Ce n’est pas un raz de marée mais la progression reste fulgurante. Fort de plusieurs dizaines de victoires au second tour des élections municipales, le Rassemblement national (RN) s’est félicité d’une « percée historique », bien que le parti à la flamme n’ait pas réussi à briser le « plafond de verre » de grandes villes comme Toulon, Nîmes ou encore Marseille.
Interrogée hier soir, l’ancienne présidente du parti, Marine Le Pen, a d’ailleurs assuré avoir passé « une très bonne soirée ». Effacés, les semi-échecs à répétition aux municipales. Cette fois-ci, elle a pu se targuer, devant la caméra de France 2, d’une « foison de petites villes et de villes moyennes gagnées par le Rassemblement national ».
55 communes RN de plus de 3.500 habitants
La semaine dernière, la formation d’extrême droite avait doublé son nombre de maires dès le premier tour.
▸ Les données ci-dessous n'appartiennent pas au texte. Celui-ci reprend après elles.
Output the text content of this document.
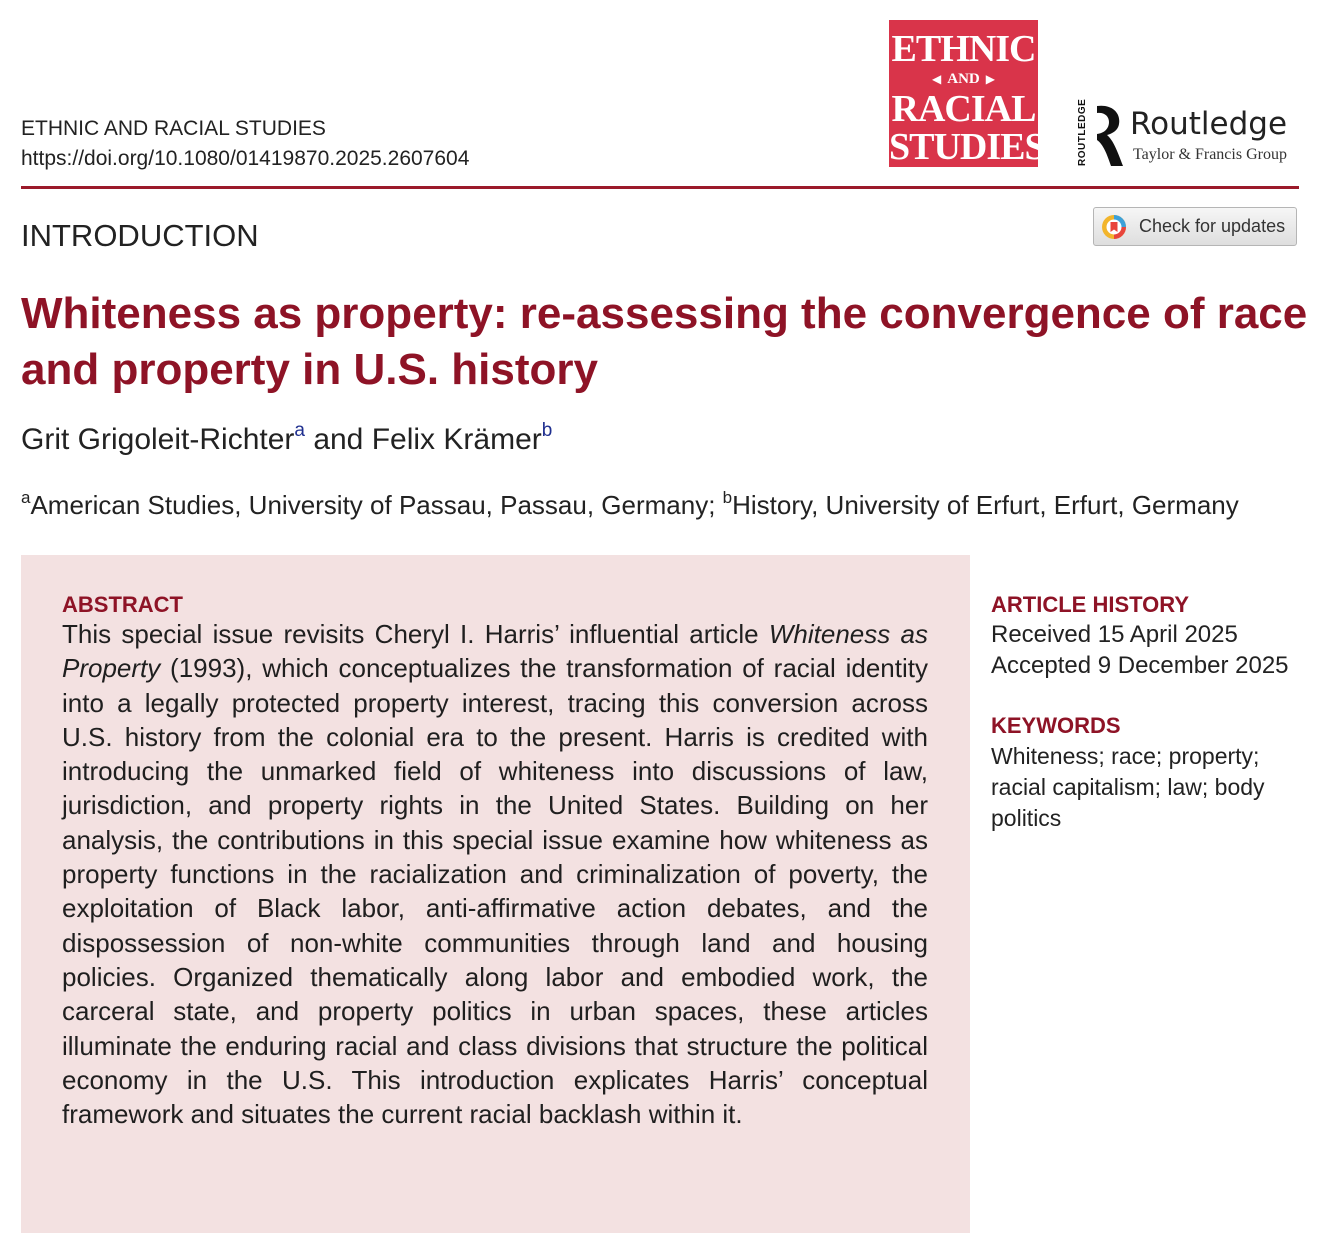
ETHNIC AND RACIAL STUDIES
https://doi.org/10.1080/01419870.2025.2607604
ETHNIC
◀ AND ▶
RACIAL
STUDIES	ROUTLEDGE Routledge
Taylor & Francis Group
INTRODUCTION	Check for updates
Whiteness as property: re-assessing the convergence of race and property in U.S. history
Grit Grigoleit-Richter$^a$ and Felix Krämer$^b$
$^a$American Studies, University of Passau, Passau, Germany; $^b$History, University of Erfurt, Erfurt, Germany
ABSTRACT
This special issue revisits Cheryl I. Harris’ influential article Whiteness as Property (1993), which conceptualizes the transformation of racial identity into a legally protected property interest, tracing this conversion across U.S. history from the colonial era to the present. Harris is credited with introducing the unmarked field of whiteness into discussions of law, jurisdiction, and property rights in the United States. Building on her analysis, the contributions in this special issue examine how whiteness as property functions in the racialization and criminalization of poverty, the exploitation of Black labor, anti-affirmative action debates, and the dispossession of non-white communities through land and housing policies. Organized thematically along labor and embodied work, the carceral state, and property politics in urban spaces, these articles illuminate the enduring racial and class divisions that structure the political economy in the U.S. This introduction explicates Harris’ conceptual framework and situates the current racial backlash within it.
ARTICLE HISTORY
Received 15 April 2025
Accepted 9 December 2025
KEYWORDS
Whiteness; race; property; racial capitalism; law; body politics
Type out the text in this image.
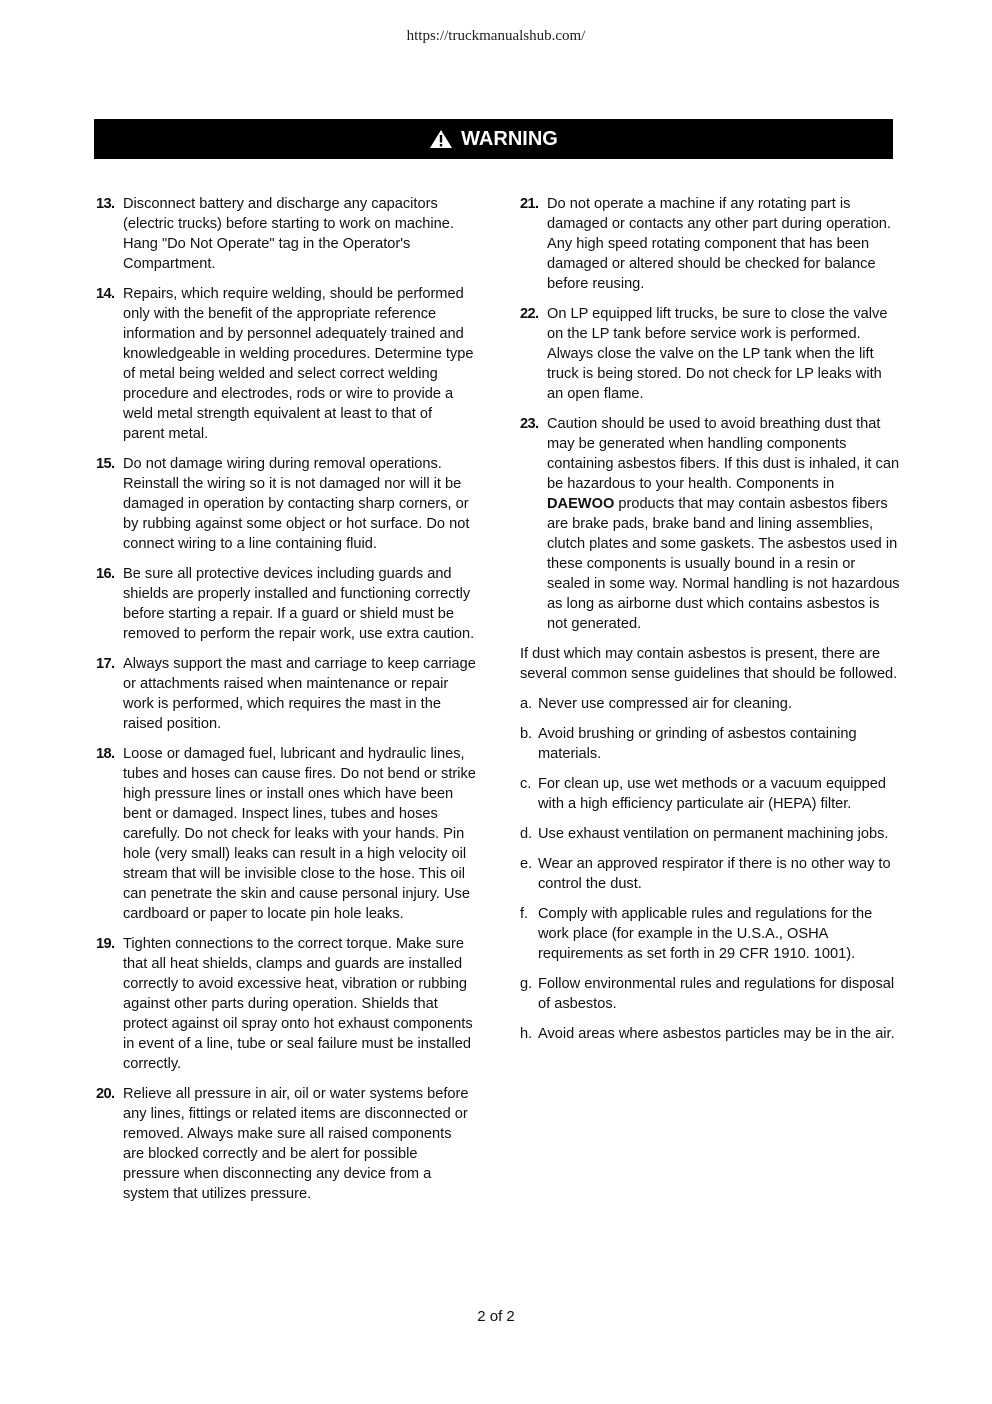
https://truckmanualshub.com/
WARNING
13. Disconnect battery and discharge any capacitors (electric trucks) before starting to work on machine. Hang "Do Not Operate" tag in the Operator's Compartment.
14. Repairs, which require welding, should be performed only with the benefit of the appropriate reference information and by personnel adequately trained and knowledgeable in welding procedures. Determine type of metal being welded and select correct welding procedure and electrodes, rods or wire to provide a weld metal strength equivalent at least to that of parent metal.
15. Do not damage wiring during removal operations. Reinstall the wiring so it is not damaged nor will it be damaged in operation by contacting sharp corners, or by rubbing against some object or hot surface. Do not connect wiring to a line containing fluid.
16. Be sure all protective devices including guards and shields are properly installed and functioning correctly before starting a repair. If a guard or shield must be removed to perform the repair work, use extra caution.
17. Always support the mast and carriage to keep carriage or attachments raised when maintenance or repair work is performed, which requires the mast in the raised position.
18. Loose or damaged fuel, lubricant and hydraulic lines, tubes and hoses can cause fires. Do not bend or strike high pressure lines or install ones which have been bent or damaged. Inspect lines, tubes and hoses carefully. Do not check for leaks with your hands. Pin hole (very small) leaks can result in a high velocity oil stream that will be invisible close to the hose. This oil can penetrate the skin and cause personal injury. Use cardboard or paper to locate pin hole leaks.
19. Tighten connections to the correct torque. Make sure that all heat shields, clamps and guards are installed correctly to avoid excessive heat, vibration or rubbing against other parts during operation. Shields that protect against oil spray onto hot exhaust components in event of a line, tube or seal failure must be installed correctly.
20. Relieve all pressure in air, oil or water systems before any lines, fittings or related items are disconnected or removed. Always make sure all raised components are blocked correctly and be alert for possible pressure when disconnecting any device from a system that utilizes pressure.
21. Do not operate a machine if any rotating part is damaged or contacts any other part during operation. Any high speed rotating component that has been damaged or altered should be checked for balance before reusing.
22. On LP equipped lift trucks, be sure to close the valve on the LP tank before service work is performed. Always close the valve on the LP tank when the lift truck is being stored. Do not check for LP leaks with an open flame.
23. Caution should be used to avoid breathing dust that may be generated when handling components containing asbestos fibers. If this dust is inhaled, it can be hazardous to your health. Components in DAEWOO products that may contain asbestos fibers are brake pads, brake band and lining assemblies, clutch plates and some gaskets. The asbestos used in these components is usually bound in a resin or sealed in some way. Normal handling is not hazardous as long as airborne dust which contains asbestos is not generated.
If dust which may contain asbestos is present, there are several common sense guidelines that should be followed.
a. Never use compressed air for cleaning.
b. Avoid brushing or grinding of asbestos containing materials.
c. For clean up, use wet methods or a vacuum equipped with a high efficiency particulate air (HEPA) filter.
d. Use exhaust ventilation on permanent machining jobs.
e. Wear an approved respirator if there is no other way to control the dust.
f. Comply with applicable rules and regulations for the work place (for example in the U.S.A., OSHA requirements as set forth in 29 CFR 1910. 1001).
g. Follow environmental rules and regulations for disposal of asbestos.
h. Avoid areas where asbestos particles may be in the air.
2 of 2
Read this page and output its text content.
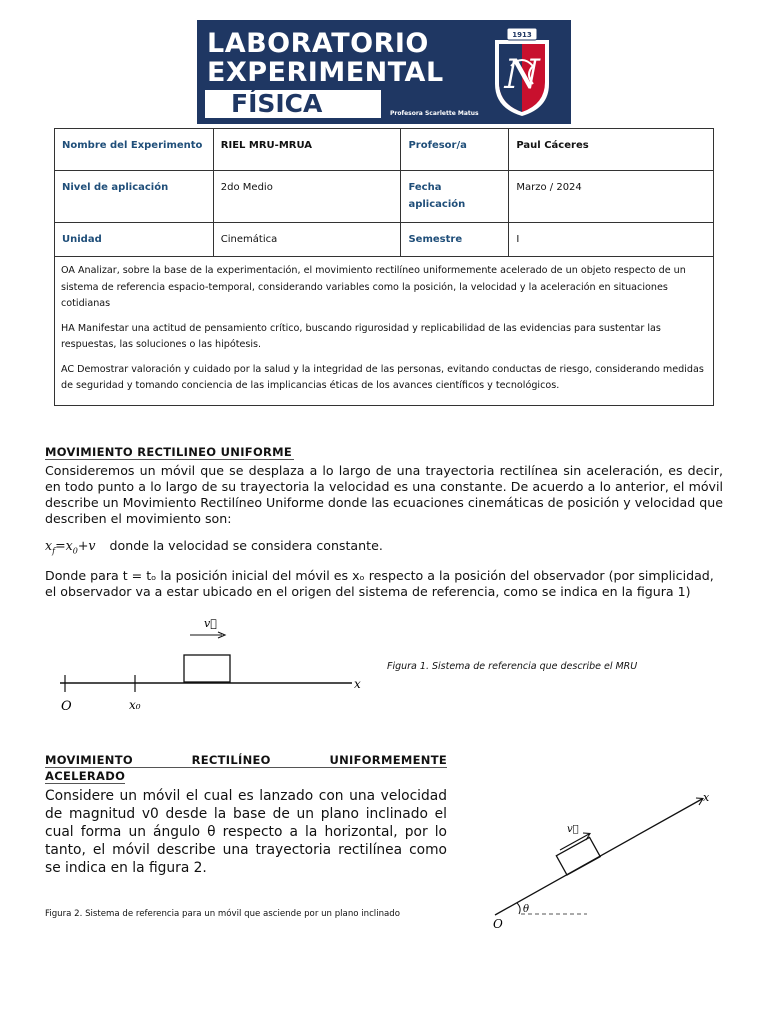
LABORATORIO
EXPERIMENTAL
FÍSICA	Profesora Scarlette Matus
1913
N
Nombre del Experimento	RIEL MRU-MRUA	Profesor/a	Paul Cáceres
Nivel de aplicación	2do Medio	Fecha aplicación	Marzo / 2024
Unidad	Cinemática	Semestre	I

OA Analizar, sobre la base de la experimentación, el movimiento rectilíneo uniformemente acelerado de un objeto respecto de un sistema de referencia espacio-temporal, considerando variables como la posición, la velocidad y la aceleración en situaciones cotidianas

HA Manifestar una actitud de pensamiento crítico, buscando rigurosidad y replicabilidad de las evidencias para sustentar las respuestas, las soluciones o las hipótesis.

AC Demostrar valoración y cuidado por la salud y la integridad de las personas, evitando conductas de riesgo, considerando medidas de seguridad y tomando conciencia de las implicancias éticas de los avances científicos y tecnológicos.			

MOVIMIENTO RECTILINEO UNIFORME
Consideremos un móvil que se desplaza a lo largo de una trayectoria rectilínea sin aceleración, es decir, en todo punto a lo largo de su trayectoria la velocidad es una constante. De acuerdo a lo anterior, el móvil describe un Movimiento Rectilíneo Uniforme donde las ecuaciones cinemáticas de posición y velocidad que describen el movimiento son:
$x_f=x_0+v$ donde la velocidad se considera constante.
Donde para t = tₒ la posición inicial del móvil es xₒ respecto a la posición del observador (por simplicidad, el observador va a estar ubicado en el origen del sistema de referencia, como se indica en la figura 1)
v⃗
x
O	x₀
Figura 1. Sistema de referencia que describe el MRU
MOVIMIENTO	RECTILÍNEO	UNIFORMEMENTE
ACELERADO
Considere un móvil el cual es lanzado con una velocidad de magnitud v0 desde la base de un plano inclinado el cual forma un ángulo θ respecto a la horizontal, por lo tanto, el móvil describe una trayectoria rectilínea como se indica en la figura 2.
Figura 2. Sistema de referencia para un móvil que asciende por un plano inclinado
v⃗
x
θ
O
Une stratégie efficace puisque 24 communes avaient été glanées du premier coup – dont une dizaine de sortants réélus à l’instar de Louis Aliot à Perpignan.
Au final, le RN « multiplie par six ou par sept » son contingent d’édiles. Selon les résultats publiés par le ministère de l’Intérieur après dépouillement complet (hors Polynésie), les listes du RN et alliés ciottistes ont remporté 55 communes de plus de 3.500 habitants, dont 38 au second tour, après 17 au premier.
Les listes RN ont, en outre, fait élire 3.006 conseillers municipaux, premier et second tours confondus, soit près du double du précédent record de 1.544 élus atteint lors des élections municipales de 2014.
Des « conquêtes » un peu partout, du nord au sud
Parmi les principales prises de la soirée, ses candidats l’emportent notamment à Carcassonne (préfecture de l’Aude) et Castres (sous-préfecture du Tarn). Et les conquêtes sont également nombreuses dans sa zone de force de l’arc méditerranéen, d’Agde (Hérault) à Menton (Alpes-Maritimes) en passant par La Seyne-sur-Mer (Var).
Idem en remontant le Rhône, de Tarascon (Bouches-du-Rhône) à Bagnols-sur-Cèze (Gard), jusqu’à Orange (Vaucluse) où le RN renverse son ex-allié Jacques Bompard – cofondateur du Front national, exclu il y a vingt ans. Forte charge symbolique aussi à Carpentras, où le parti a longtemps été associé, à tort, à la profanation du cimetière juif en 1990.
A l’autre bout de l’Hexagone, le mouvement enregistre aussi une série de succès dans le bassin minier du Pas-de-Calais, en particulier dans le bastion socialiste de Liévin. Et d’autres villes ont été gagnées en Lorraine (Amnéville et Saint-Avold en Moselle, Val-de-Briey en Meurthe-et-Moselle), mais aussi dans le Loiret (Montargis, Amilly) et dans la Sarthe (La Flèche).
Pas encore prêt pour les grandes villes
Au bout du compte, « le Rassemblement national et ses candidats réalisent la plus grande percée de toute son histoire », a résumé Jordan Bardella dans une courte allocution, hier soir, depuis le siège parisien du parti. « Jamais le RN et ses alliés n’ont compté autant d’élus sur le territoire français », a-t-il insisté, incluant les gains de l’UDR d’Eric Ciotti victorieux à Nice.
Mais le parti d’extrême droite a tout de même essuyé quelques déconvenues dans les grandes villes. A Toulon notamment, malgré une large avance de la candidate RN, Laure Lavalette, au premier tour, et dans une moindre mesure à Nîmes, où le RN, Julien Sanchez, était lui aussi arrivé premier d’une courte tête, le 15 mars. Tout comme à Marseille, où le candidat d’extrême droite, Franck Allisio, avait presque fait jeu égal avec le sortant socialiste, Benoît Payan, finalement largement réélu.